ﷲ 

“ARŞ”

İnanç ve bilim, birbirine karşıt iki kutup mudur? Yoksa bilimin henüz keşfettiği gerçekler, kutsal kitaplarda zaten var olan bilgiler midir? Bu yazı, Kur’an’daki “Arş” kelimesinin ardındaki sırrı çözmek için geleneksel yaklaşımları bir kenara bırakıyor. Ayetlerin sayısal düzenini ve dilbilimsel kökenlerini kullanarak, bu kelimenin aslında “Dönence” yani Dünya’nın enlem ve boylamlarını belirleyen o gizemli fenomen olduğunu ortaya koyuyor. Eğer her şeyin bir hesapla yaratıldığına inanıyorsanız, bu hesaplamaların sizi nereye götüreceğini görmeye hazır olun.

Besleyen Koruyan Allah’ın adıyla.

Furkan S. 59: Ki O gökleri ve yeri ve bu ikisinin arasındakileri altı günde yaratan peşinden Arş’a hükmeden Rahman’dır. Bunu haberdar olan birine sorun.

Allah’ın (Evrenin) izniyle size Arş’ı ben tanıtacağım. Bunun ne olduğunun bilgisini alan ilk kişi olarak bu doğal olarak benim vazifem olmuştur. Umarım inanırsınız.

Arş sözcüğü Kur’an kitabında 20 ayette seslendirilir. Yüzlerce mealde Arş sözcüğüne, yönetim merkezi, makam, taht, kürsü, en yüksek mevki gibi çeviriler verilmiştir. Arş sözcüğünün önemli bir ifade olduğu kesindir. Fakat gerçekten ARŞ sözcüğünün sözcük karşılığı bunlar mıdır? İster inançlı olun ister inançsız, araştırmayı seven biriyseniz açın bakın meallerdeki Arş sözcüğüne, göreceğiniz ifade, Tanrının makamı olarak tanımlanmasıdır. Oysa Kitabın genelinde Tanrıya makam olarak ne doğu, ne batı, ya da herhangi farklı bir yön tayin edilmez. Derki; Her nereye dönerseniz dönün orası Allah’a çıkar.

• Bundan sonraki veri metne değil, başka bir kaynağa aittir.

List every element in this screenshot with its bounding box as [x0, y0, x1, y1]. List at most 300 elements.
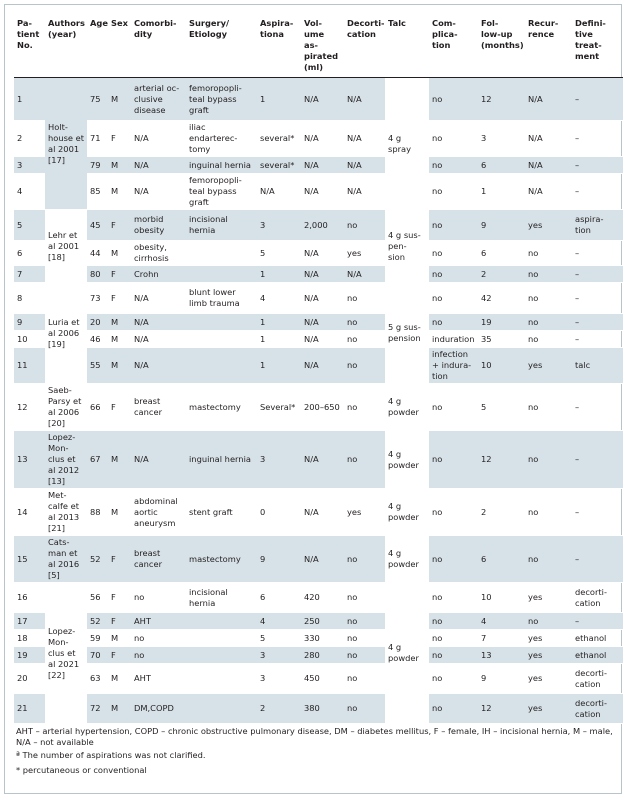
definitive-treatment-cell: –	[572, 241, 623, 266]
patient-no-cell: 7	[14, 266, 45, 283]
volume-cell: N/A	[301, 121, 344, 157]
patient-no-cell: 17	[14, 613, 45, 630]
recurrence-cell: no	[525, 431, 572, 489]
table-row	[14, 121, 623, 157]
comorbidity-cell: N/A	[131, 348, 186, 384]
footnote-star: * percutaneous or conventional	[16, 765, 147, 775]
definitive-treatment-cell: –	[572, 121, 623, 157]
comorbidity-cell: N/A	[131, 283, 186, 314]
table-row	[14, 613, 623, 630]
sex-cell: F	[108, 647, 131, 664]
footnote-a: ª The number of aspirations was not clarified.	[16, 750, 206, 760]
definitive-treatment-cell: –	[572, 431, 623, 489]
decortication-cell: no	[344, 536, 385, 583]
follow-up-cell: 6	[478, 157, 525, 174]
table-row	[14, 384, 623, 431]
patient-no-cell: 8	[14, 283, 45, 314]
follow-up-cell: 2	[478, 489, 525, 536]
decortication-cell: no	[344, 431, 385, 489]
recurrence-cell: N/A	[525, 157, 572, 174]
surgery-cell: femoropopli- teal bypass graft	[186, 174, 257, 210]
comorbidity-cell: obesity, cirrhosis	[131, 241, 186, 266]
surgery-cell: blunt lower limb trauma	[186, 283, 257, 314]
volume-cell: 280	[301, 647, 344, 664]
decortication-cell: N/A	[344, 157, 385, 174]
complication-cell: no	[429, 647, 478, 664]
surgery-cell	[186, 241, 257, 266]
aspiration-cell: 5	[257, 630, 301, 647]
authors-cell: Saeb- Parsy et al 2006 [20]	[45, 384, 87, 431]
age-cell: 67	[87, 431, 108, 489]
decortication-cell: no	[344, 384, 385, 431]
surgery-cell: femoropopli- teal bypass graft	[186, 78, 257, 121]
patient-no-cell: 11	[14, 348, 45, 384]
patient-no-cell: 13	[14, 431, 45, 489]
table-row	[14, 157, 623, 174]
col-header: Comorbi- dity	[131, 16, 186, 78]
decortication-cell: N/A	[344, 266, 385, 283]
decortication-cell: no	[344, 664, 385, 694]
surgery-cell: iliac endarterec- tomy	[186, 121, 257, 157]
follow-up-cell: 35	[478, 331, 525, 348]
volume-cell: N/A	[301, 241, 344, 266]
patient-no-cell: 15	[14, 536, 45, 583]
authors-cell: Lehr et al 2001 [18]	[45, 210, 87, 283]
talc-cell: 5 g sus- pension	[385, 283, 429, 384]
table-row	[14, 241, 623, 266]
comorbidity-cell: arterial oc- clusive disease	[131, 78, 186, 121]
volume-cell: 200–650	[301, 384, 344, 431]
volume-cell: N/A	[301, 331, 344, 348]
surgery-cell: incisional hernia	[186, 583, 257, 613]
table-row	[14, 630, 623, 647]
age-cell: 80	[87, 266, 108, 283]
age-cell: 66	[87, 384, 108, 431]
comorbidity-cell: AHT	[131, 664, 186, 694]
table-row	[14, 283, 623, 314]
surgery-cell	[186, 314, 257, 331]
table-row	[14, 431, 623, 489]
patient-no-cell: 14	[14, 489, 45, 536]
volume-cell: N/A	[301, 266, 344, 283]
follow-up-cell: 3	[478, 121, 525, 157]
sex-cell: M	[108, 314, 131, 331]
comorbidity-cell: no	[131, 630, 186, 647]
aspiration-cell: 0	[257, 489, 301, 536]
surgery-cell: mastectomy	[186, 536, 257, 583]
recurrence-cell: no	[525, 314, 572, 331]
follow-up-cell: 12	[478, 694, 525, 724]
sex-cell: M	[108, 664, 131, 694]
aspiration-cell: 1	[257, 348, 301, 384]
col-header: Talc	[385, 16, 429, 78]
recurrence-cell: yes	[525, 664, 572, 694]
aspiration-cell: 1	[257, 314, 301, 331]
volume-cell: 250	[301, 613, 344, 630]
header-row	[14, 16, 623, 78]
sex-cell: M	[108, 174, 131, 210]
sex-cell: F	[108, 384, 131, 431]
patient-no-cell: 10	[14, 331, 45, 348]
definitive-treatment-cell: ethanol	[572, 647, 623, 664]
definitive-treatment-cell: –	[572, 314, 623, 331]
aspiration-cell: 9	[257, 536, 301, 583]
patient-no-cell: 5	[14, 210, 45, 241]
decortication-cell: yes	[344, 489, 385, 536]
volume-cell: N/A	[301, 314, 344, 331]
talc-cell: 4 g sus- pen- sion	[385, 210, 429, 283]
patient-no-cell: 12	[14, 384, 45, 431]
col-header: Surgery/ Etiology	[186, 16, 257, 78]
definitive-treatment-cell: decorti- cation	[572, 664, 623, 694]
follow-up-cell: 2	[478, 266, 525, 283]
age-cell: 46	[87, 331, 108, 348]
complication-cell: no	[429, 78, 478, 121]
comorbidity-cell: N/A	[131, 174, 186, 210]
complication-cell: no	[429, 121, 478, 157]
table-row	[14, 174, 623, 210]
col-header: Decorti- cation	[344, 16, 385, 78]
col-header: Vol- ume as- pirated (ml)	[301, 16, 344, 78]
follow-up-cell: 12	[478, 78, 525, 121]
volume-cell: 420	[301, 583, 344, 613]
decortication-cell: no	[344, 647, 385, 664]
age-cell: 63	[87, 664, 108, 694]
sex-cell: M	[108, 241, 131, 266]
surgery-cell	[186, 664, 257, 694]
table-row	[14, 314, 623, 331]
volume-cell: N/A	[301, 174, 344, 210]
follow-up-cell: 6	[478, 536, 525, 583]
complication-cell: no	[429, 266, 478, 283]
follow-up-cell: 42	[478, 283, 525, 314]
comorbidity-cell: N/A	[131, 331, 186, 348]
authors-cell: Lopez- Mon- clus et al 2021 [22]	[45, 583, 87, 724]
volume-cell: N/A	[301, 536, 344, 583]
complication-cell: no	[429, 536, 478, 583]
surgery-cell	[186, 647, 257, 664]
aspiration-cell: Several*	[257, 384, 301, 431]
recurrence-cell: yes	[525, 348, 572, 384]
comorbidity-cell: N/A	[131, 121, 186, 157]
patient-no-cell: 6	[14, 241, 45, 266]
table-row	[14, 348, 623, 384]
comorbidity-cell: breast cancer	[131, 384, 186, 431]
definitive-treatment-cell: –	[572, 536, 623, 583]
complication-cell: no	[429, 157, 478, 174]
aspiration-cell: N/A	[257, 174, 301, 210]
authors-cell: Luria et al 2006 [19]	[45, 283, 87, 384]
recurrence-cell: yes	[525, 210, 572, 241]
table-row	[14, 331, 623, 348]
col-header: Defini- tive treat- ment	[572, 16, 623, 78]
aspiration-cell: 4	[257, 283, 301, 314]
talc-cell: 4 g powder	[385, 583, 429, 724]
recurrence-cell: no	[525, 489, 572, 536]
decortication-cell: no	[344, 613, 385, 630]
surgery-cell	[186, 331, 257, 348]
age-cell: 70	[87, 647, 108, 664]
comorbidity-cell: no	[131, 647, 186, 664]
decortication-cell: no	[344, 348, 385, 384]
col-header: Aspira- tiona	[257, 16, 301, 78]
follow-up-cell: 9	[478, 210, 525, 241]
recurrence-cell: yes	[525, 583, 572, 613]
recurrence-cell: no	[525, 613, 572, 630]
definitive-treatment-cell: aspira- tion	[572, 210, 623, 241]
comorbidity-cell: N/A	[131, 431, 186, 489]
patient-table	[14, 16, 623, 724]
aspiration-cell: 5	[257, 241, 301, 266]
surgery-cell	[186, 694, 257, 724]
patient-no-cell: 2	[14, 121, 45, 157]
follow-up-cell: 5	[478, 384, 525, 431]
complication-cell: no	[429, 664, 478, 694]
col-header: Sex	[108, 16, 131, 78]
age-cell: 52	[87, 536, 108, 583]
complication-cell: no	[429, 283, 478, 314]
aspiration-cell: 3	[257, 664, 301, 694]
follow-up-cell: 12	[478, 431, 525, 489]
table-row	[14, 78, 623, 121]
age-cell: 56	[87, 583, 108, 613]
volume-cell: N/A	[301, 489, 344, 536]
age-cell: 55	[87, 348, 108, 384]
recurrence-cell: N/A	[525, 78, 572, 121]
patient-no-cell: 20	[14, 664, 45, 694]
aspiration-cell: 1	[257, 331, 301, 348]
complication-cell: no	[429, 613, 478, 630]
sex-cell: M	[108, 157, 131, 174]
comorbidity-cell: Crohn	[131, 266, 186, 283]
definitive-treatment-cell: –	[572, 331, 623, 348]
age-cell: 72	[87, 694, 108, 724]
table-row	[14, 664, 623, 694]
sex-cell: M	[108, 348, 131, 384]
complication-cell: no	[429, 241, 478, 266]
decortication-cell: no	[344, 630, 385, 647]
recurrence-cell: yes	[525, 630, 572, 647]
col-header: Authors (year)	[45, 16, 87, 78]
decortication-cell: no	[344, 583, 385, 613]
decortication-cell: no	[344, 694, 385, 724]
comorbidity-cell: morbid obesity	[131, 210, 186, 241]
table-row	[14, 583, 623, 613]
patient-no-cell: 1	[14, 78, 45, 121]
follow-up-cell: 6	[478, 241, 525, 266]
follow-up-cell: 13	[478, 647, 525, 664]
table-row	[14, 694, 623, 724]
follow-up-cell: 1	[478, 174, 525, 210]
authors-cell: Cats- man et al 2016 [5]	[45, 536, 87, 583]
aspiration-cell: 6	[257, 583, 301, 613]
recurrence-cell: no	[525, 331, 572, 348]
recurrence-cell: no	[525, 266, 572, 283]
talc-cell: 4 g powder	[385, 384, 429, 431]
definitive-treatment-cell: –	[572, 266, 623, 283]
complication-cell: no	[429, 314, 478, 331]
authors-cell: Met- calfe et al 2013 [21]	[45, 489, 87, 536]
complication-cell: no	[429, 174, 478, 210]
age-cell: 52	[87, 613, 108, 630]
talc-cell: 4 g spray	[385, 78, 429, 210]
table-row	[14, 266, 623, 283]
follow-up-cell: 10	[478, 583, 525, 613]
volume-cell: N/A	[301, 283, 344, 314]
sex-cell: M	[108, 630, 131, 647]
decortication-cell: N/A	[344, 78, 385, 121]
age-cell: 20	[87, 314, 108, 331]
decortication-cell: no	[344, 210, 385, 241]
sex-cell: M	[108, 331, 131, 348]
follow-up-cell: 10	[478, 348, 525, 384]
sex-cell: F	[108, 210, 131, 241]
definitive-treatment-cell: –	[572, 78, 623, 121]
talc-cell: 4 g powder	[385, 536, 429, 583]
sex-cell: M	[108, 78, 131, 121]
col-header: Age	[87, 16, 108, 78]
definitive-treatment-cell: –	[572, 489, 623, 536]
sex-cell: M	[108, 694, 131, 724]
decortication-cell: no	[344, 283, 385, 314]
age-cell: 45	[87, 210, 108, 241]
volume-cell: N/A	[301, 157, 344, 174]
age-cell: 79	[87, 157, 108, 174]
table-row	[14, 210, 623, 241]
talc-cell: 4 g powder	[385, 489, 429, 536]
aspiration-cell: 1	[257, 266, 301, 283]
complication-cell: no	[429, 210, 478, 241]
recurrence-cell: N/A	[525, 174, 572, 210]
volume-cell: N/A	[301, 78, 344, 121]
definitive-treatment-cell: –	[572, 283, 623, 314]
recurrence-cell: yes	[525, 694, 572, 724]
aspiration-cell: several*	[257, 121, 301, 157]
age-cell: 71	[87, 121, 108, 157]
surgery-cell: mastectomy	[186, 384, 257, 431]
decortication-cell: no	[344, 331, 385, 348]
complication-cell: no	[429, 431, 478, 489]
abbreviations-note: AHT – arterial hypertension, COPD – chronic obstructive pulmonary disease, DM – diabetes mellitus, F – female, IH – incisional hernia, M – male, N/A – not available	[16, 726, 613, 747]
sex-cell: F	[108, 536, 131, 583]
volume-cell: N/A	[301, 431, 344, 489]
volume-cell: N/A	[301, 348, 344, 384]
recurrence-cell: no	[525, 241, 572, 266]
sex-cell: M	[108, 489, 131, 536]
complication-cell: no	[429, 489, 478, 536]
comorbidity-cell: no	[131, 583, 186, 613]
volume-cell: 380	[301, 694, 344, 724]
table-row	[14, 489, 623, 536]
complication-cell: no	[429, 630, 478, 647]
table-frame	[4, 4, 622, 794]
col-header: Fol- low-up (months)	[478, 16, 525, 78]
complication-cell: no	[429, 694, 478, 724]
sex-cell: F	[108, 583, 131, 613]
recurrence-cell: no	[525, 384, 572, 431]
patient-no-cell: 19	[14, 647, 45, 664]
surgery-cell: inguinal hernia	[186, 431, 257, 489]
table-row	[14, 647, 623, 664]
table-row	[14, 536, 623, 583]
volume-cell: 450	[301, 664, 344, 694]
age-cell: 88	[87, 489, 108, 536]
age-cell: 85	[87, 174, 108, 210]
comorbidity-cell: N/A	[131, 314, 186, 331]
aspiration-cell: 3	[257, 210, 301, 241]
authors-cell: Holt- house et al 2001 [17]	[45, 78, 87, 210]
decortication-cell: N/A	[344, 174, 385, 210]
comorbidity-cell: abdominal aortic aneurysm	[131, 489, 186, 536]
patient-no-cell: 9	[14, 314, 45, 331]
volume-cell: 330	[301, 630, 344, 647]
age-cell: 59	[87, 630, 108, 647]
complication-cell: infection + indura- tion	[429, 348, 478, 384]
surgery-cell: inguinal hernia	[186, 157, 257, 174]
patient-no-cell: 18	[14, 630, 45, 647]
surgery-cell	[186, 348, 257, 384]
sex-cell: M	[108, 431, 131, 489]
aspiration-cell: several*	[257, 157, 301, 174]
decortication-cell: N/A	[344, 121, 385, 157]
patient-no-cell: 4	[14, 174, 45, 210]
comorbidity-cell: AHT	[131, 613, 186, 630]
definitive-treatment-cell: talc	[572, 348, 623, 384]
recurrence-cell: N/A	[525, 121, 572, 157]
surgery-cell	[186, 266, 257, 283]
recurrence-cell: no	[525, 283, 572, 314]
col-header: Com- plica- tion	[429, 16, 478, 78]
patient-no-cell: 21	[14, 694, 45, 724]
recurrence-cell: yes	[525, 647, 572, 664]
definitive-treatment-cell: decorti- cation	[572, 583, 623, 613]
patient-no-cell: 3	[14, 157, 45, 174]
definitive-treatment-cell: ethanol	[572, 630, 623, 647]
aspiration-cell: 3	[257, 431, 301, 489]
comorbidity-cell: DM,COPD	[131, 694, 186, 724]
comorbidity-cell: breast cancer	[131, 536, 186, 583]
comorbidity-cell: N/A	[131, 157, 186, 174]
follow-up-cell: 19	[478, 314, 525, 331]
sex-cell: F	[108, 121, 131, 157]
col-header: Recur- rence	[525, 16, 572, 78]
sex-cell: F	[108, 283, 131, 314]
definitive-treatment-cell: decorti- cation	[572, 694, 623, 724]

Öyleyse meallerdeki makam nedir? Acaba böyle bir makam tanımlaması, Kitabın kendi tanımı mıdır? Yoksa Kur’an’ı meallendirenlerin kendi düşüncelerimidir? Tanrının sözlerini açıklayabilmek adına, her kişinin düşüncesi doğru olanı izah etmeye yeterlimi dir? Yeterlidir diyorsak, neden her kafadan farklı ifadeler çıkmaktadır? Değildir diyorsak doğrusunu nasıl bileceğiz? Doğru fikri anlamanın tek yolu vardır. Doğru fikri ortaya koyduğunu iddia eden kişinin, sunması gereken sayısal ve metinsel denklemleri olup, onları da açıkça anlaşılır biçimde göstermesi gereklidir. Buna belgelemek denir. Size bunu belgeleyeceğim.  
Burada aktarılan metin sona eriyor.